The red-gloved lady on the liner front evokes the old sexist “when she’s bad, she’s wonderful” line rather than any conventional goodness. As for the notion that John Bigham, the performer here, is delivering any kind of blues, far less the new take on blues which the blurb suggests, forget that! Somebody seems to have supposed that there’s not much to blues, with the result being very little (if anything) to this set of packaged minimalia.
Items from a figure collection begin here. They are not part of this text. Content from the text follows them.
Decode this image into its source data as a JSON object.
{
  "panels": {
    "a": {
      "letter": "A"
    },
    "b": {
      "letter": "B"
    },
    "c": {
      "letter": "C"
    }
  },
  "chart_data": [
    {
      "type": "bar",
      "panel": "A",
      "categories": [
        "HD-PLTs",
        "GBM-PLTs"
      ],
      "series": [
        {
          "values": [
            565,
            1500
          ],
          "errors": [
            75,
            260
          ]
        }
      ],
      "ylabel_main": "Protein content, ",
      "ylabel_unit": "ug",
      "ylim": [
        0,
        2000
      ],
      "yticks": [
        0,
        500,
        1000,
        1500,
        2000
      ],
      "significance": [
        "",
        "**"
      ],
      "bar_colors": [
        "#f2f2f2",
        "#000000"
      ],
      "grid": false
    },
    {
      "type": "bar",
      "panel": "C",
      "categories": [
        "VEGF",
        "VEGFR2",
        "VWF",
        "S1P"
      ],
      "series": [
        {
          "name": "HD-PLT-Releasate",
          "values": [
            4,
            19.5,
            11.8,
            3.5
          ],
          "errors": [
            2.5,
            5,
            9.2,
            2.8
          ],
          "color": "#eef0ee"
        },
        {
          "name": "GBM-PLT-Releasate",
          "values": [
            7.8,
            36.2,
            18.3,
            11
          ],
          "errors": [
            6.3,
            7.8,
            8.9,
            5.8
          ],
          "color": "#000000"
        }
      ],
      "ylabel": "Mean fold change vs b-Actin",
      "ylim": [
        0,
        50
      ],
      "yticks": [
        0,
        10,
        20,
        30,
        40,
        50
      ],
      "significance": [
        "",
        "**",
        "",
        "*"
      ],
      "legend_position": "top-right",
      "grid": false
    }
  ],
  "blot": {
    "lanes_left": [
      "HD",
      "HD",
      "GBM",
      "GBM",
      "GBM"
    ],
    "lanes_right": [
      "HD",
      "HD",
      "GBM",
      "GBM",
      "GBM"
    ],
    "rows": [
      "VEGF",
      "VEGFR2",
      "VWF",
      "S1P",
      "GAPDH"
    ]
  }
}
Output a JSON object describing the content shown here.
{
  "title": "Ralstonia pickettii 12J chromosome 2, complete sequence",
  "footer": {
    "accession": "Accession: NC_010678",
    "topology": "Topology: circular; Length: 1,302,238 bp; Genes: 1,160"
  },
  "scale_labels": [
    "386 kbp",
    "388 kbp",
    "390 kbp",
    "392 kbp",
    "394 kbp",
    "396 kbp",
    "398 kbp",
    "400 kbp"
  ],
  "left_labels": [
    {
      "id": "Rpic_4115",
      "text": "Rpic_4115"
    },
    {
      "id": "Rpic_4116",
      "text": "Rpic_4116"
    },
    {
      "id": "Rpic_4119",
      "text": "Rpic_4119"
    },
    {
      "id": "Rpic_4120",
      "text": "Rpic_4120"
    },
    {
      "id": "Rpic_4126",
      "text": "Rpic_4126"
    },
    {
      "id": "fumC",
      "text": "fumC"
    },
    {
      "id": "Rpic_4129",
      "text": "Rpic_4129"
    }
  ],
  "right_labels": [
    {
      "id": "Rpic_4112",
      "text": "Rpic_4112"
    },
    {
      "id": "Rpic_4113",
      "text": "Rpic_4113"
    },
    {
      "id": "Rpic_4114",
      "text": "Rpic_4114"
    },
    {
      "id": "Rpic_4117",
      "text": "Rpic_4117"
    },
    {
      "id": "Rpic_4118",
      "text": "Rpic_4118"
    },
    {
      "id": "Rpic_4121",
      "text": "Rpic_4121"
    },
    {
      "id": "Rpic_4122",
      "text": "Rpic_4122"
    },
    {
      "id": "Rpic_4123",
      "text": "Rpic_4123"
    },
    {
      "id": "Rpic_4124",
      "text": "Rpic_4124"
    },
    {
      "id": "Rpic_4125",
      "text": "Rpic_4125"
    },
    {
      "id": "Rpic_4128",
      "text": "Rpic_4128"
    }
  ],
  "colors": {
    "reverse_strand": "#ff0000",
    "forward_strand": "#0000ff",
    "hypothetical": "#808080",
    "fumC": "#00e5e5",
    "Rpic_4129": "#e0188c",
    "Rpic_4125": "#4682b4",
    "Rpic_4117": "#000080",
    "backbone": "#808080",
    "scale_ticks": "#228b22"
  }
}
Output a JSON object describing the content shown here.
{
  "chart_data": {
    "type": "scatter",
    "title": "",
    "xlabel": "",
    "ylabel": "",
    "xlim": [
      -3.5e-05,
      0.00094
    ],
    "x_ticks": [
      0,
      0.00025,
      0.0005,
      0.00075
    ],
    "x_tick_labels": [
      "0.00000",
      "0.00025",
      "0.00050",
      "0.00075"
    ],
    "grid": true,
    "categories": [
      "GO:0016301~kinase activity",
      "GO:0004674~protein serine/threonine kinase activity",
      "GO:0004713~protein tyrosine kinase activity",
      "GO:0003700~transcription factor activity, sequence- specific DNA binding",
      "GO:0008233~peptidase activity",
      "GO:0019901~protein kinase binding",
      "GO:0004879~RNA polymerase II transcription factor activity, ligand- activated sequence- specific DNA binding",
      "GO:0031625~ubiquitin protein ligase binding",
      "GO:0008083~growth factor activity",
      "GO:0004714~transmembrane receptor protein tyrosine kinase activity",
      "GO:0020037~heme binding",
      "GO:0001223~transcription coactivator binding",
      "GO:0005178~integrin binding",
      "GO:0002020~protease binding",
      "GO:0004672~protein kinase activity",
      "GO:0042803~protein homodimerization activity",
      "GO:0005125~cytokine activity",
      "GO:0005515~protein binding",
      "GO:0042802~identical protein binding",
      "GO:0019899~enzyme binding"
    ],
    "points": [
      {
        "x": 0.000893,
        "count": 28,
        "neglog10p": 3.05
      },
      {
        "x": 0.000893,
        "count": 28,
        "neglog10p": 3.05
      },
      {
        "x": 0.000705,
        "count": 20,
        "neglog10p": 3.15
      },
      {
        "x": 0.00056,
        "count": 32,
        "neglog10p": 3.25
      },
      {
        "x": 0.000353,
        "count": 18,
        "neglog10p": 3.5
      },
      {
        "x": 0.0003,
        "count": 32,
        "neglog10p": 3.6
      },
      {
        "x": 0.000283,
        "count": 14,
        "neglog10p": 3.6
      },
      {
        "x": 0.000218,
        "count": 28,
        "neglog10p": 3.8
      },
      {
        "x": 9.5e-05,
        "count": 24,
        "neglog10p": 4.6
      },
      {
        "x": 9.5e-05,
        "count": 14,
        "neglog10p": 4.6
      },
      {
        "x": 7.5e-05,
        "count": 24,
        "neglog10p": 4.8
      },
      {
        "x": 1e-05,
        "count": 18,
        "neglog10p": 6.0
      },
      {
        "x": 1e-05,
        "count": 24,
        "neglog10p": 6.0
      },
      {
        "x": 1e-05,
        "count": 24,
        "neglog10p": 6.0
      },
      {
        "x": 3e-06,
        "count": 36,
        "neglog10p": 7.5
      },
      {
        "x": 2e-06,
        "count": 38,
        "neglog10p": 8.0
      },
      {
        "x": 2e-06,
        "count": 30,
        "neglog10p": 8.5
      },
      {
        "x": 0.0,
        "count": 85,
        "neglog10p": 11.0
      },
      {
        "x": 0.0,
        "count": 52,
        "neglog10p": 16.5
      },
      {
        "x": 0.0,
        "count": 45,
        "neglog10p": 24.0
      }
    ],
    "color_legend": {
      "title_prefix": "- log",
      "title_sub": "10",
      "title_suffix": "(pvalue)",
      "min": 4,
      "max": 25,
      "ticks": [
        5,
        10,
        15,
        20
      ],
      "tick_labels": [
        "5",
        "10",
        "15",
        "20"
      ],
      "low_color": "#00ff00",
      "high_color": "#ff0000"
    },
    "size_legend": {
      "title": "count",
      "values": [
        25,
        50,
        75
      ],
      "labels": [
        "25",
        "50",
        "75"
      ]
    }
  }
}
It’s not minimalism, the guy seems not to have supposed he needed to do much, other than a little tinkering with guitar tracks and drum programmes. “The Hole” does begin by echoing Blind Willie Johnson, but he never settled for one stanza and continual repetitions like “the hole, the hole”. When Bigham got there, he found only himself? Really? As much as that? The title track shows he’s heard Muddy Waters, but there’s something odd in a guy singing in overdub with three females in chorus with him that he (they?) need(s) a good girl. “Moanin’,” which isn’t any known tune by that name, isn’t even moanin’. It’s just wordless vocalising over acoustic guitar (there are surprisingly few different words on this for a mostly vocal CD). “Slipin (sic) and Slidin’” has spaceship gurgles, percussion and more acoustic. Does this sometime Miles Davis sideman think there’ s no more to blues than that? “One Hit” is musically pastiche gospel, with cowboy twang, about a woman whose “one hit too many” suggests there’s a right dosage of the stuff for which she’s been selling her body (which body the ungentlemanly Bigham distinguishes from fresh meat). “Deez Blues”, in a throaty high voice suggesting falsetto, might have been intended to make people laugh. I laughed. But I wasn’t happy. The last track is like the first called “The Hole”, but “(shorter version)”, which could only be an improvement. Sixty people are named in the inlay as having made this CD possible. Won’t wash, JB, don’t try to spread the blame! Why isn’t this set called Insultin’ the Blues?